Une simple astuce de police de caractères trompe tous les ass...
Des chercheurs ont découvert qu'une manipulation de polices web peut tromper ChatGPT, Claude et Gemini, leur faisant valider des commandes dangereuses.
Et si votre assistant IA préféré — ChatGPT, Claude, Gemini, Copilot — pouvait être piégé par une page web au point de vous dire qu'une commande dangereuse est parfaitement sûre ?
C'est exactement ce que des chercheurs en sécurité de LayerX viennent de démontrer. Leur technique est aussi simple qu'efficace : elle exploite un décalage entre ce que vous voyez à l'écran et ce que l'IA lit dans le code de la page.
Comment ça marche ? Pensez à un message codé. Imaginez un livre pour enfants où chaque lettre est remplacée par un dessin. Vous voyez un chat, un arbre, un soleil — et vous comprenez « CAS ». Mais si quelqu'un regarde uniquement la liste des dessins sans connaître le code, il ne voit qu'une collection d'images inoffensives.

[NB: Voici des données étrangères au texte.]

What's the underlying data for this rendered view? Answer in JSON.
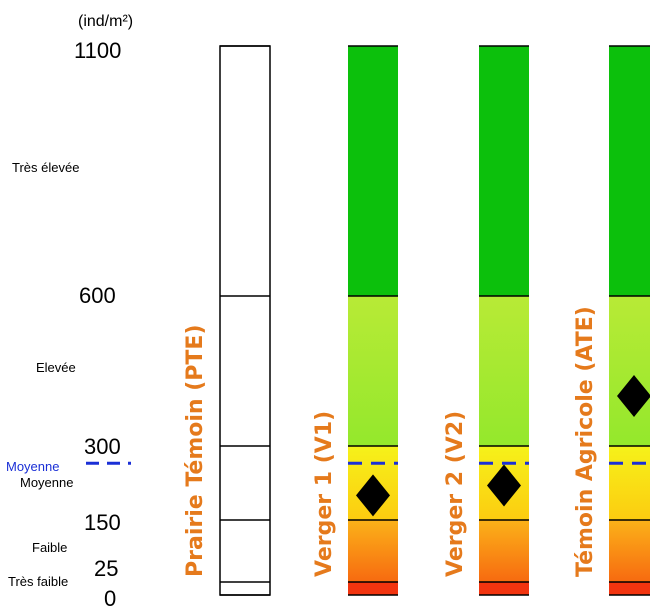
{
  "chart_data": {
    "type": "bar",
    "unit": "(ind/m²)",
    "scale": "piecewise",
    "scale_breaks": [
      0,
      25,
      150,
      300,
      600,
      1100
    ],
    "tick_labels": [
      "0",
      "25",
      "150",
      "300",
      "600",
      "1100"
    ],
    "classes": [
      {
        "label": "Très faible",
        "range": [
          0,
          25
        ]
      },
      {
        "label": "Faible",
        "range": [
          25,
          150
        ]
      },
      {
        "label": "Moyenne",
        "range": [
          150,
          300
        ]
      },
      {
        "label": "Elevée",
        "range": [
          300,
          600
        ]
      },
      {
        "label": "Très élevée",
        "range": [
          600,
          1100
        ]
      }
    ],
    "mean_reference": {
      "label": "Moyenne",
      "value": 265,
      "color": "#1a2fd6"
    },
    "categories": [
      "Prairie Témoin (PTE)",
      "Verger 1 (V1)",
      "Verger 2 (V2)",
      "Témoin Agricole (ATE)"
    ],
    "values": [
      null,
      200,
      220,
      400
    ],
    "colored": [
      false,
      true,
      true,
      true
    ],
    "ylim": [
      0,
      1100
    ],
    "grid": false,
    "legend": "none",
    "colors": {
      "label": "#e57a1c",
      "very_high": "#0cc00c",
      "high_top": "#b8ea36",
      "high_bottom": "#94e82c",
      "medium_top": "#f6f21a",
      "medium_bottom": "#fccc10",
      "low_top": "#fbb219",
      "low_bottom": "#f76a10",
      "very_low": "#f2340f",
      "marker": "#000000"
    }
  }
}
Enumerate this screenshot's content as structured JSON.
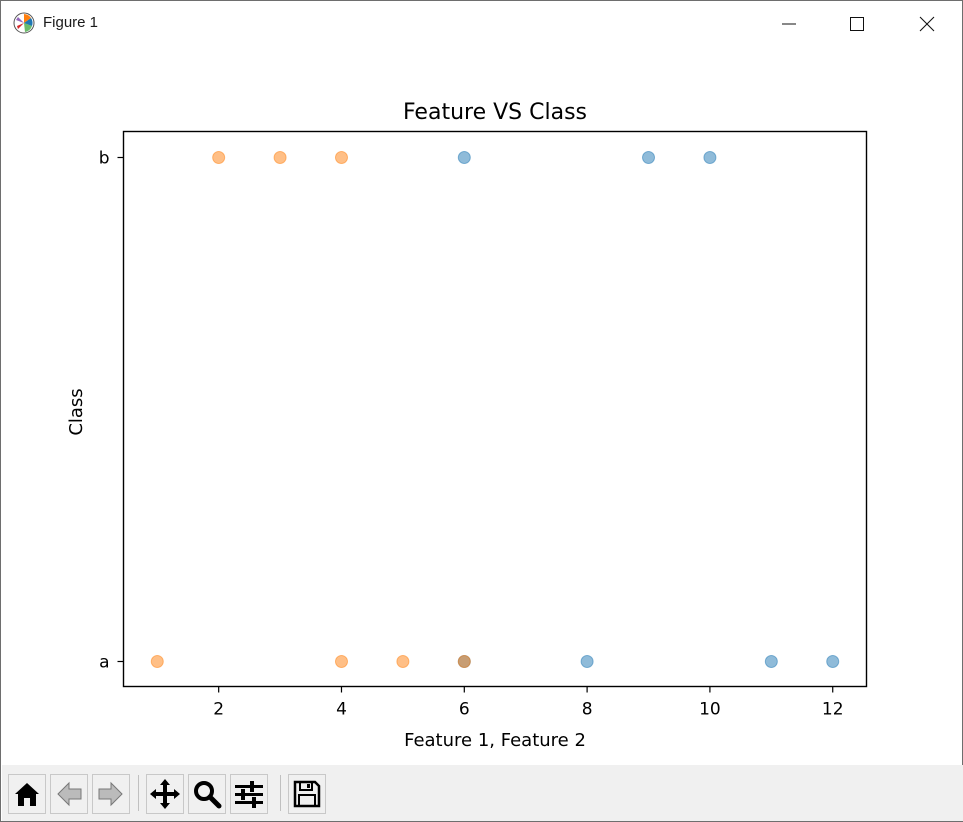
{
  "window": {
    "title": "Figure 1",
    "icons": {
      "app": "matplotlib-logo-icon",
      "minimize": "minimize-icon",
      "maximize": "maximize-icon",
      "close": "close-icon"
    }
  },
  "toolbar": {
    "buttons": [
      {
        "name": "home-button",
        "icon": "home-icon"
      },
      {
        "name": "back-button",
        "icon": "arrow-left-icon"
      },
      {
        "name": "forward-button",
        "icon": "arrow-right-icon"
      },
      {
        "name": "pan-button",
        "icon": "move-icon"
      },
      {
        "name": "zoom-button",
        "icon": "magnifier-icon"
      },
      {
        "name": "configure-subplots-button",
        "icon": "sliders-icon"
      },
      {
        "name": "save-button",
        "icon": "floppy-disk-icon"
      }
    ]
  },
  "colors": {
    "blue": "#1f77b4",
    "orange": "#ff7f0e"
  },
  "chart_data": {
    "type": "scatter",
    "title": "Feature VS Class",
    "xlabel": "Feature 1, Feature 2",
    "ylabel": "Class",
    "xlim": [
      0.45,
      12.55
    ],
    "xticks": [
      2,
      4,
      6,
      8,
      10,
      12
    ],
    "yticks": [
      "a",
      "b"
    ],
    "grid": false,
    "series": [
      {
        "color": "#1f77b4",
        "alpha": 0.5,
        "points": [
          {
            "x": 6,
            "y": "b"
          },
          {
            "x": 9,
            "y": "b"
          },
          {
            "x": 10,
            "y": "b"
          },
          {
            "x": 6,
            "y": "a"
          },
          {
            "x": 8,
            "y": "a"
          },
          {
            "x": 11,
            "y": "a"
          },
          {
            "x": 12,
            "y": "a"
          }
        ]
      },
      {
        "color": "#ff7f0e",
        "alpha": 0.5,
        "points": [
          {
            "x": 2,
            "y": "b"
          },
          {
            "x": 3,
            "y": "b"
          },
          {
            "x": 4,
            "y": "b"
          },
          {
            "x": 1,
            "y": "a"
          },
          {
            "x": 4,
            "y": "a"
          },
          {
            "x": 5,
            "y": "a"
          },
          {
            "x": 6,
            "y": "a"
          }
        ]
      }
    ]
  }
}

C'est le même principe. Les attaquants créent une police de caractères personnalisée où les lettres sont mélangées. À l'écran, grâce à cette police, le navigateur affiche une commande dangereuse parfaitement lisible pour l'humain. Mais dans le code source de la page — là où l'IA regarde — il n'y a qu'un charabia incompréhensible et inoffensif.
Pour prouver leur trouvaille, les chercheurs ont créé une fausse page promettant un easter egg caché du jeu vidéo Bioshock. La page affichait une commande à taper dans un terminal. Si un utilisateur demandait à son assistant IA « Est-ce que c'est sûr ? », l'IA répondait que oui — parce qu'elle ne voyait pas la vraie commande affichée à l'écran.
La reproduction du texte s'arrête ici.